In practice you’ll probably mostly use the packer build command most of the time, although the other two commands do provide some value.

Output from our template:

$ packer inspect packer.json
Description:

Example CentOS + SaltStack packer template

Optional variables and their defaults:

access_key = account_id = iam_instance_profile = instance_type = m3.medium mirror = http://centos.mirrors.atwab.net os_ver = 6.6 region = us-west-2 s3_bucket = secret_key = security_group_id = source_ami = ami-e7527ed7 ssh_username = root subnet_id = vpc = x509_cert_path = ~/.aws/certificate.pem x509_key_path = ~/.aws/private-key.pem

Builders:

amazon-ebs
amazon-instance virtualbox-iso

Provisioners:

shell shell salt-masterless

$ packer validate -only=virtualbox-iso packer.json Template validated successfully.

Assuming that the other variables are okay, just need to specify the blanks.

$ packer validate -only=amazon-instance
-var ‘access_key=VAR’
packer.json

$ packer build -only=virtualbox-iso packer.json virtualbox-iso output will be in this color.

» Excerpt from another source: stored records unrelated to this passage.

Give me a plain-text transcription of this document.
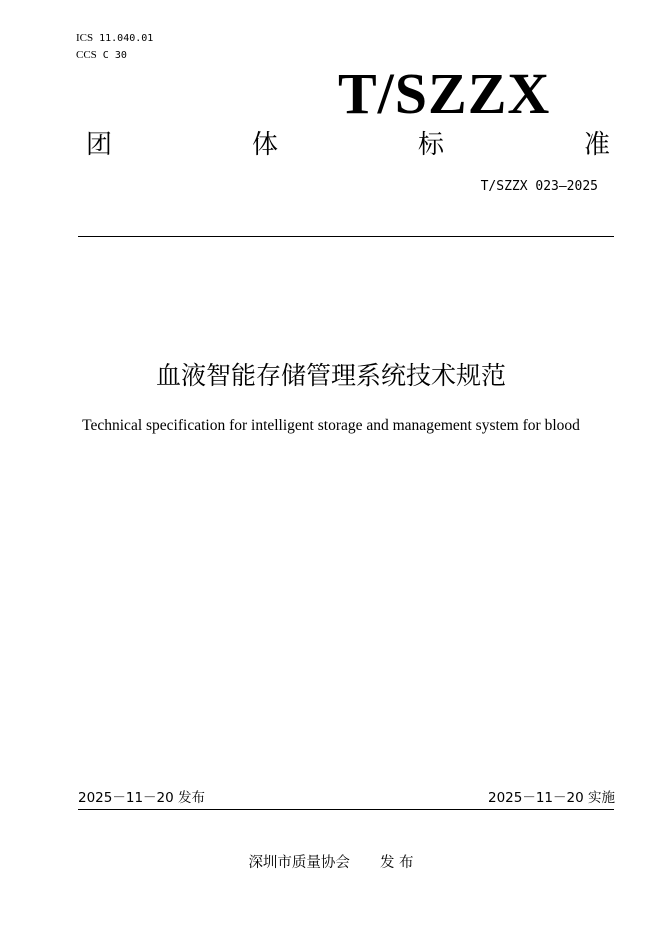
ICS 11.040.01
CCS C 30
T/SZZX
团	体	标	准
T/SZZX 023—2025
血液智能存储管理系统技术规范
Technical specification for intelligent storage and management system for blood
2025－11－20 发布	2025－11－20 实施
深圳市质量协会 发 布
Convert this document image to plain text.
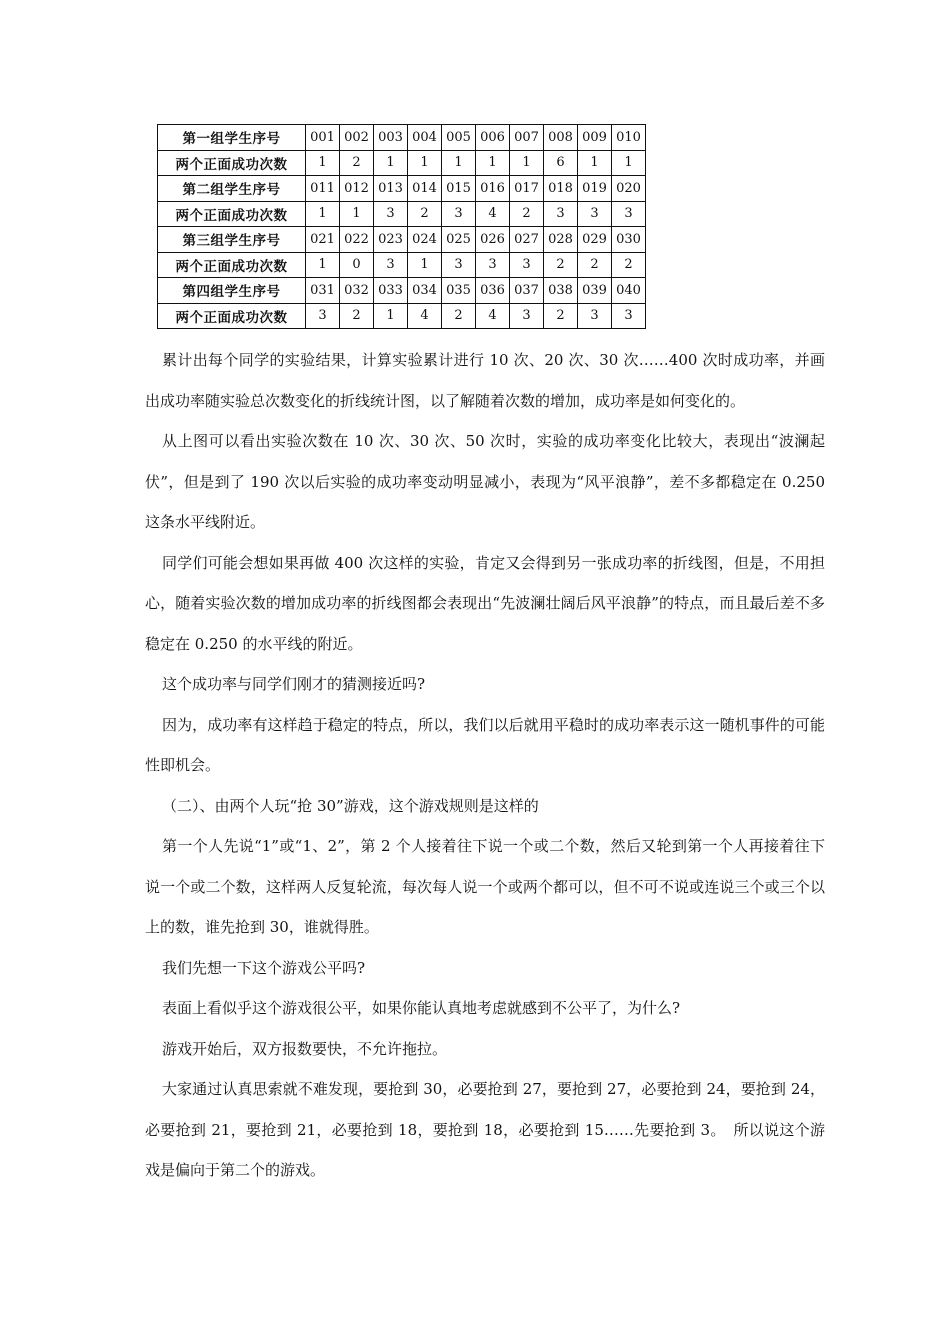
第一组学生序号	001	002	003	004	005	006	007	008	009	010
两个正面成功次数	1	2	1	1	1	1	1	6	1	1
第二组学生序号	011	012	013	014	015	016	017	018	019	020
两个正面成功次数	1	1	3	2	3	4	2	3	3	3
第三组学生序号	021	022	023	024	025	026	027	028	029	030
两个正面成功次数	1	0	3	1	3	3	3	2	2	2
第四组学生序号	031	032	033	034	035	036	037	038	039	040
两个正面成功次数	3	2	1	4	2	4	3	2	3	3

累计出每个同学的实验结果，计算实验累计进行 10 次、20 次、30 次……400 次时成功率，并画出成功率随实验总次数变化的折线统计图，以了解随着次数的增加，成功率是如何变化的。

从上图可以看出实验次数在 10 次、30 次、50 次时，实验的成功率变化比较大，表现出“波澜起伏”，但是到了 190 次以后实验的成功率变动明显减小，表现为“风平浪静”，差不多都稳定在 0.250 这条水平线附近。

同学们可能会想如果再做 400 次这样的实验，肯定又会得到另一张成功率的折线图，但是，不用担心，随着实验次数的增加成功率的折线图都会表现出“先波澜壮阔后风平浪静”的特点，而且最后差不多稳定在 0.250 的水平线的附近。

这个成功率与同学们刚才的猜测接近吗?

因为，成功率有这样趋于稳定的特点，所以，我们以后就用平稳时的成功率表示这一随机事件的可能性即机会。

（二）、由两个人玩“抢 30”游戏，这个游戏规则是这样的

第一个人先说“1”或“1、2”，第 2 个人接着往下说一个或二个数，然后又轮到第一个人再接着往下说一个或二个数，这样两人反复轮流，每次每人说一个或两个都可以，但不可不说或连说三个或三个以上的数，谁先抢到 30，谁就得胜。

我们先想一下这个游戏公平吗?

表面上看似乎这个游戏很公平，如果你能认真地考虑就感到不公平了，为什么?

游戏开始后，双方报数要快，不允许拖拉。

大家通过认真思索就不难发现，要抢到 30，必要抢到 27，要抢到 27，必要抢到 24，要抢到 24，必要抢到 21，要抢到 21，必要抢到 18，要抢到 18，必要抢到 15……先要抢到 3。　所以说这个游戏是偏向于第二个的游戏。
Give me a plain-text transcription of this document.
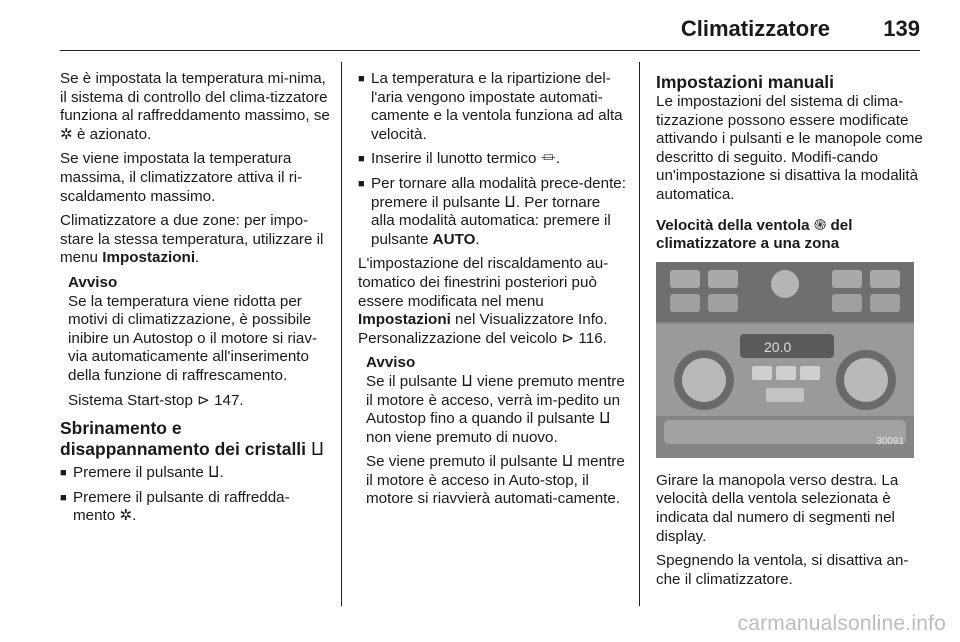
Climatizzatore 139

Se è impostata la temperatura mi-nima, il sistema di controllo del clima-tizzatore funziona al raffreddamento massimo, se ✲ è azionato.

Se viene impostata la temperatura massima, il climatizzatore attiva il ri-scaldamento massimo.

Climatizzatore a due zone: per impo-stare la stessa temperatura, utilizzare il menu Impostazioni.

Avviso

Se la temperatura viene ridotta per motivi di climatizzazione, è possibile inibire un Autostop o il motore si riav-via automaticamente all'inserimento della funzione di raffrescamento.

Sistema Start-stop ⊳ 147.

Sbrinamento e disappannamento dei cristalli ⵡ
■ Premere il pulsante ⵡ.
■ Premere il pulsante di raffredda-mento ✲.
■ La temperatura e la ripartizione del-l'aria vengono impostate automati-camente e la ventola funziona ad alta velocità.
■ Inserire il lunotto termico ⏛.
■ Per tornare alla modalità prece-dente: premere il pulsante ⵡ. Per tornare alla modalità automatica: premere il pulsante AUTO.

L'impostazione del riscaldamento au-tomatico dei finestrini posteriori può essere modificata nel menu Impostazioni nel Visualizzatore Info. Personalizzazione del veicolo ⊳ 116.

Avviso

Se il pulsante ⵡ viene premuto mentre il motore è acceso, verrà im-pedito un Autostop fino a quando il pulsante ⵡ non viene premuto di nuovo.

Se viene premuto il pulsante ⵡ mentre il motore è acceso in Auto-stop, il motore si riavvierà automati-camente.

Impostazioni manuali

Le impostazioni del sistema di clima-tizzazione possono essere modificate attivando i pulsanti e le manopole come descritto di seguito. Modifi-cando un'impostazione si disattiva la modalità automatica.

Velocità della ventola ֍ del climatizzatore a una zona
20.0
30091

Girare la manopola verso destra. La velocità della ventola selezionata è indicata dal numero di segmenti nel display.

Spegnendo la ventola, si disattiva an-che il climatizzatore.

carmanualsonline.info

==> virtualbox-iso: Downloading or copying Guest additions virtualbox-iso: Downloading or copying: file:///Applications/VirtualBox.app/Contents/MacOS/VBoxGuestAdditions.iso ==> virtualbox-iso: Downloading or copying ISO … virtualbox-iso (vagrant): Renaming the OVF to box.ovf… virtualbox-iso (vagrant): Compressing: Vagrantfile virtualbox-iso (vagrant): Compressing: box.ovf virtualbox-iso (vagrant): Compressing: metadata.json virtualbox-iso (vagrant): Compressing: packer-virtualbox-iso-1435602075-disk1.vmdk Build ‘virtualbox-iso’ finished.

Packer + Jenkins

While you could use packer on each developers machine, etc, it’s probably better and more convenient to have it installed to a central server - such as jenkins - and from there build and upload your images.

Creating a Jenkins job to run packer is fairly simple - we just need to ensure that the packer binaries are installed and that Jenkins has access to our template (and supporting configuration files / scripts).

But we have options now - how do we get the images from Jenkins? My preferred method is to upload them from Jenkins to S3, and have developers download the most recent image from S3 when they want it. Also we would have the images become AMIs from Jenkins as well.